Running alongside this community education program is a health research study of international significance, which is trying to understand the origins of renal disease in Aboriginal women and their infants. This program has gained funding of over $3.5 million dollars in the past seven years and has the largest cohort of Indigenous women in pregnancy in the world.
This research is hoping to understand, diagnose and treat the high levels of end stage of renal disease that is afflicting the Aboriginal communities of Australia and other Indigenous peoples of the world.
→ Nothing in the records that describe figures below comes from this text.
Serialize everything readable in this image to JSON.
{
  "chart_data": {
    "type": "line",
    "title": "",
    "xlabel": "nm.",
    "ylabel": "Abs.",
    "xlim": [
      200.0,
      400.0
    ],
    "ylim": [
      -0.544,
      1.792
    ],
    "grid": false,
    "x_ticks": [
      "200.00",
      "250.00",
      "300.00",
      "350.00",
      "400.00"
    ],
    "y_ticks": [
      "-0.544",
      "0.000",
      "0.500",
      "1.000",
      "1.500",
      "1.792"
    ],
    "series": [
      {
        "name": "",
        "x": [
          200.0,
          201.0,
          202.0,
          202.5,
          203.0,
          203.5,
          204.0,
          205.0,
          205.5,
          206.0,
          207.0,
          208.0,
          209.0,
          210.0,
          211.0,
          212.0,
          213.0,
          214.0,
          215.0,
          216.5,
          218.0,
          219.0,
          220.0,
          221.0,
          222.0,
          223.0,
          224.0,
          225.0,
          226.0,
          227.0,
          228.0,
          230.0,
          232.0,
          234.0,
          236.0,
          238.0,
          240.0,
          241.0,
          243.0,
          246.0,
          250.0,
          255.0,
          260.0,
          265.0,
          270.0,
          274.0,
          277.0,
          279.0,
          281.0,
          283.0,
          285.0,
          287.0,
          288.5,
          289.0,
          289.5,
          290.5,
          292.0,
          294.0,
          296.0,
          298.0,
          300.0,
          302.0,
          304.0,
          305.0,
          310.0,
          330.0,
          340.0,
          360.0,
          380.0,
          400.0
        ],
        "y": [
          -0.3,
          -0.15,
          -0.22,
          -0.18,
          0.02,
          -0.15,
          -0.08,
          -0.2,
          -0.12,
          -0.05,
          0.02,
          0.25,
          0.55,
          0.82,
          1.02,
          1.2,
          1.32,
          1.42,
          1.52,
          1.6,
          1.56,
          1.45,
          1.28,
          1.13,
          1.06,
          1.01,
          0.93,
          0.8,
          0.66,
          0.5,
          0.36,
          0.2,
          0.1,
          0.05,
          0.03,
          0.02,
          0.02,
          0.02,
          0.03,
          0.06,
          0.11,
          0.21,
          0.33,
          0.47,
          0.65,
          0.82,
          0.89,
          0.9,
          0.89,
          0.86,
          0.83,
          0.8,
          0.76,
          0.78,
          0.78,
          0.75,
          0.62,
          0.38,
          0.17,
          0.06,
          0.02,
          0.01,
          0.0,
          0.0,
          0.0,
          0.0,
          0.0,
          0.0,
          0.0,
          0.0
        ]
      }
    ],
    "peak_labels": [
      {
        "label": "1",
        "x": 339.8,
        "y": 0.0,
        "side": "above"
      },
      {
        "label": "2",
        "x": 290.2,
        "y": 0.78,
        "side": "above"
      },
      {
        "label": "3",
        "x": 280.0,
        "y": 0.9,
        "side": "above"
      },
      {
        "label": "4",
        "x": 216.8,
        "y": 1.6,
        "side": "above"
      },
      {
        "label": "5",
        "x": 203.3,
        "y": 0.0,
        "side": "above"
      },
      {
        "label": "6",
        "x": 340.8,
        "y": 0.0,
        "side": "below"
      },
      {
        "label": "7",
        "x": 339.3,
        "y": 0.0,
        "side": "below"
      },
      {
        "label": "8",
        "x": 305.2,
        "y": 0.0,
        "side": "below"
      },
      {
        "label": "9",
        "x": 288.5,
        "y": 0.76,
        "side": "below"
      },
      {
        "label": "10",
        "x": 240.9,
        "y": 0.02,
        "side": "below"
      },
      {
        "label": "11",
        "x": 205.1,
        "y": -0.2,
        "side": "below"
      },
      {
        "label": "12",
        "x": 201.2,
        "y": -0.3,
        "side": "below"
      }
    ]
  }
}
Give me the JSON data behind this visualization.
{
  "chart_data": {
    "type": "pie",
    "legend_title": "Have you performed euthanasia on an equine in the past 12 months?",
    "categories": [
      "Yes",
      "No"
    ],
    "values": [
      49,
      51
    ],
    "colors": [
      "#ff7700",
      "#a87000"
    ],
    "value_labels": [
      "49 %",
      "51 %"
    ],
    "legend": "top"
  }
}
Aspects of our research program include studying the impact of foetal growth and gestational age on development of the kidney in new born babies and identifying risk factors in the mother that may cause pre term birth and intra-uterine growth retardation.
We have found that 19 per cent of our young Indigenous mothers have high levels of protein in their urine and are therefore at risk of kidney disease. This would not have been detected if it was not for the Gomeroi gaaynggal program. Having identified these women we have now developed pathways to prevent further progression of kidney disease.
We believe that health education for our young mothers is critical for improving the general health in Indigenous communities. Our program is delivered in partnership with a large number of organisations – University of Newcastle Faculty of Health, Hunter New England Local Health District, HMRI, Community Health, Maternity Services, Oral Health and Population Health, Medicare Local staff and Women’s Refuge.
Education is a two-way process. Each health staff member must undertake an art work and the participants teach the health staff how to best do this. At the same time, the health staff deliver their health message and assist with organisation of appointments as needed.
Education is a slow, gentle process based on mutual respect. We take a whole-of-community approach to education, thus the Elders, and the women and their children are all involved in the ArtsHealth program.
In conjunction with our Artshealth program, health education and research studies, Gomeroi gaaynggal offers a free monthly ultrasound clinic to all Indigenous mums. The combined information gained from all of these programs gives us a very intimate snapshot of the health of the mums during their pregnancy and as well as the mums & bubs after the birth.
This has benefited the participants on a number of occasions through early detection of health issues. This then enables our centre staff to provide not only holistic support but also links within the sometimes overwhelming medical system.